2025/08/26 のログ
ご案内:「王都マグメール 貧民地区」にブライトさんが現れました。
■ブライト > 貧民地区の表通り。
日中でもどこか危なっかしく、路地裏に続く道の先は闇が広がる物々しさが治安の悪さを物語っている。
それなのに、すっかり日没の時刻が迫りとある方角からは青黒い夜空が覗き始めている。
まだ明るさを保っているから……と警戒心の緩い一般人を狙って、ごろつきや盗人は目を光らせる頃合いだ。
元々、衛兵が仕事をしないことと出自が謎めいた者が大勢行き交うことで有名な貧民地区では怪しい商人や物乞い、
訳ありな感じの娼婦などが堂々と獲物探しに明け暮れている。
「慣れたもの……とも言えないか」
かつては貧民地区に診療所を開いていた丸メガネの男は捨て放題のゴミ袋や、時折聞こえる怒声や悲鳴に肩をすくめ。
すっかり荒れ果ててしまった王都の内情。昔はスラム街ではなかった場所も決して少なくはないだろう。
知人からの頼まれごとの帰り、ヒビや蔦だらけの建物や施錠すらされてない空き家の数々を眺め平民地区行きの馬車を目指して表通りを歩く。
時折あくびをする白衣の男はどこかくたびれた様子で。
■ブライト > 扇情的な出で立ちの女性に見送られる男が、しばし歩くと肩で息をして家屋に手をついて息を切らしている。
先ほどの女性の姿といい、男のへばりようといい何があったのかは概ね想像がつく。
”激しい運動”もこの季節は程々が大切だ。白衣の男は数度、件の男性が無事かどうか繰り返しチラチラ見つつも歩みを進める。
心の中では「運び込まれないようにね」と零し。……お子様やご老人も大勢いるなかで、厳つい人物に連れられた患者の話を思い浮かべつつ。
平民地区になってから、極端な患者は大分減ったのだがそれでも予想の斜め上を行く者は枚挙に暇がない。

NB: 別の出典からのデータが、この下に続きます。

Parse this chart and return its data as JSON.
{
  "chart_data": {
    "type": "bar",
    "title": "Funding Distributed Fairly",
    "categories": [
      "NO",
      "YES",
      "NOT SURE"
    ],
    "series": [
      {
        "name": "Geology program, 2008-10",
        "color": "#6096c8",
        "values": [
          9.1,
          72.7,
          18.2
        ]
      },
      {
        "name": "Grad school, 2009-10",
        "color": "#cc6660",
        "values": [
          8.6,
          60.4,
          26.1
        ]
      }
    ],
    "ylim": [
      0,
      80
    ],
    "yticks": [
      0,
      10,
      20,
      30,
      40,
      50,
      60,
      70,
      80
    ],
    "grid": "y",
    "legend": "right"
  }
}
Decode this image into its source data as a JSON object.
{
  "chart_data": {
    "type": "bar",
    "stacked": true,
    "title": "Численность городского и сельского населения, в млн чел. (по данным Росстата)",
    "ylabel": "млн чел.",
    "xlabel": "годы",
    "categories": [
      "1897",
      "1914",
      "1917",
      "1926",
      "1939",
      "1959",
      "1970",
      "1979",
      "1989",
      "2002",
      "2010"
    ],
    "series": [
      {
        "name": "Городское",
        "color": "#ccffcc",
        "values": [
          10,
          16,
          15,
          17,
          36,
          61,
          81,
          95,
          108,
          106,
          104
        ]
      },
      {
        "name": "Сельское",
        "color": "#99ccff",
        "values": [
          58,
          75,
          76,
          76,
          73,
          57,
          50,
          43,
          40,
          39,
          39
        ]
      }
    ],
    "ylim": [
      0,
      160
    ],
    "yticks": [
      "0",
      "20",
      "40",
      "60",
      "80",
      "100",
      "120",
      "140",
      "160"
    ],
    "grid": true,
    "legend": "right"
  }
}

ほとんど治る見込みのない末期症状でようやく駆け込んできた者や、その場で処置をしなければ死ぬ重傷者……
戦場かな?と錯覚さえ覚えたのもいい思い出である。
「……!!……いたたたた……」
瞼を閉じながら歩き続けていると、街灯の柱に肩をぶつける。
やってしまった と肩を擦りながら、大あくびをして歩き続けるも足取りは見てて不安になる。
平民地区の診療所に帰ればゆっくり…………出来たらいいな。
いつもの事と慣れているが、休息らしい休息が……欲しい。切実に。
ご案内:「王都マグメール 貧民地区」からブライトさんが去りました。